Sergueï Lebedev dit de son roman :
" Mon but est de désensorcerler l'histoire de la Russie à travers l'histoire de la littérature ."
Un but magnifiquement atteint.
Sergueï Lebedev avec une écriture froide comme les roches du grand nord sibérien nous porte de bout en bout dans ce roman.Son écriture est magique, pleine de la poésie du monde des déchus, les images du cercle de l'enfer nous touchent de si près.
La limite de l'oubli s'inscrit dans une quête et une enquête à travers le grand Nord sibérien, au-delà du cercle polaire, sur les traces laissées par les camps, sur l'engloutissement de l'archipel du goulag.
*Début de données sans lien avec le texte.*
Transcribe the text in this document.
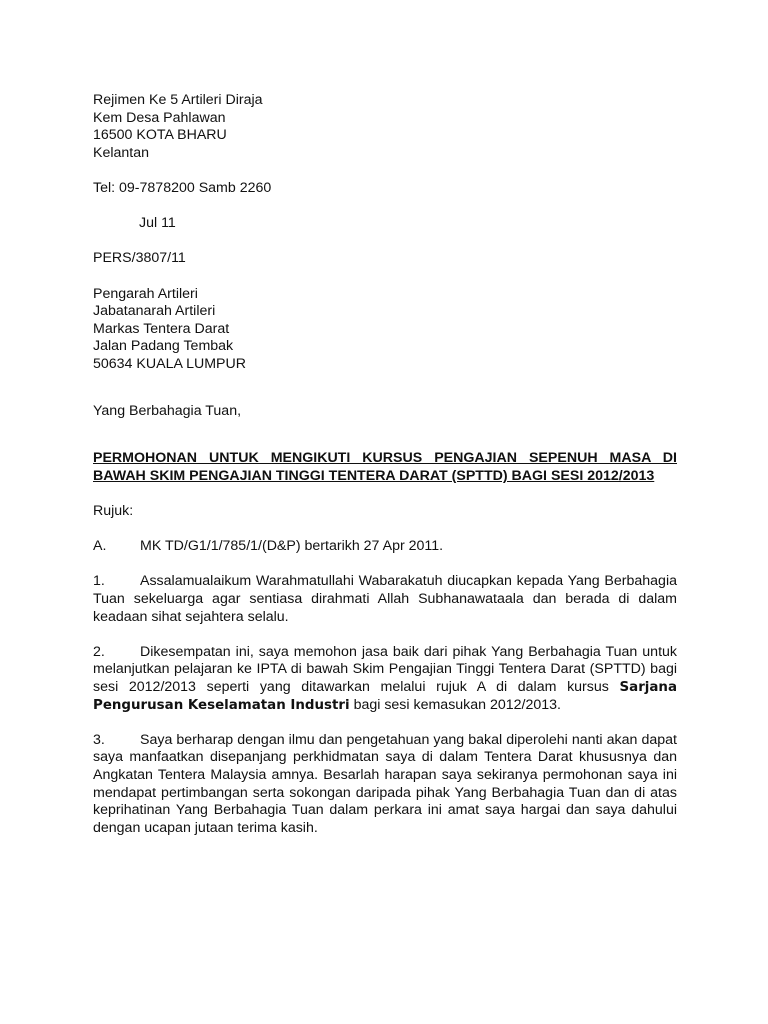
Rejimen Ke 5 Artileri Diraja
Kem Desa Pahlawan
16500 KOTA BHARU
Kelantan
Tel: 09-7878200 Samb 2260
Jul 11
PERS/3807/11
Pengarah Artileri
Jabatanarah Artileri
Markas Tentera Darat
Jalan Padang Tembak
50634 KUALA LUMPUR
Yang Berbahagia Tuan,
PERMOHONAN UNTUK MENGIKUTI KURSUS PENGAJIAN SEPENUH MASA DI BAWAH SKIM PENGAJIAN TINGGI TENTERA DARAT (SPTTD) BAGI SESI 2012/2013
Rujuk:
A. MK TD/G1/1/785/1/(D&P) bertarikh 27 Apr 2011.

1. Assalamualaikum Warahmatullahi Wabarakatuh diucapkan kepada Yang Berbahagia Tuan sekeluarga agar sentiasa dirahmati Allah Subhanawataala dan berada di dalam keadaan sihat sejahtera selalu.

2. Dikesempatan ini, saya memohon jasa baik dari pihak Yang Berbahagia Tuan untuk melanjutkan pelajaran ke IPTA di bawah Skim Pengajian Tinggi Tentera Darat (SPTTD) bagi sesi 2012/2013 seperti yang ditawarkan melalui rujuk A di dalam kursus Sarjana Pengurusan Keselamatan Industri bagi sesi kemasukan 2012/2013.

3. Saya berharap dengan ilmu dan pengetahuan yang bakal diperolehi nanti akan dapat saya manfaatkan disepanjang perkhidmatan saya di dalam Tentera Darat khususnya dan Angkatan Tentera Malaysia amnya. Besarlah harapan saya sekiranya permohonan saya ini mendapat pertimbangan serta sokongan daripada pihak Yang Berbahagia Tuan dan di atas keprihatinan Yang Berbahagia Tuan dalam perkara ini amat saya hargai dan saya dahului dengan ucapan jutaan terima kasih.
Le narrateur enfant est lié de façon assez mystérieuse par celui qu'il appele "L'autre grand -père", un vieil homme qui habite la datcha à côté de ses parents, il est aveugle et se prend d'une passion pour ce petit garçon jusqu'à le sauver de la mort.Un jour, un chien enragé mord l'enfant qui va être sauvé par une transfusion sanguine, ce sang c'est celui de "l'autre grand-père qui y perd sa vie en sauvant celle de l'enfant.
Adulte, le narrateur veut en apprendre davantage sur l'identité de son sauveur et de ce sang qui coule dans ses veines.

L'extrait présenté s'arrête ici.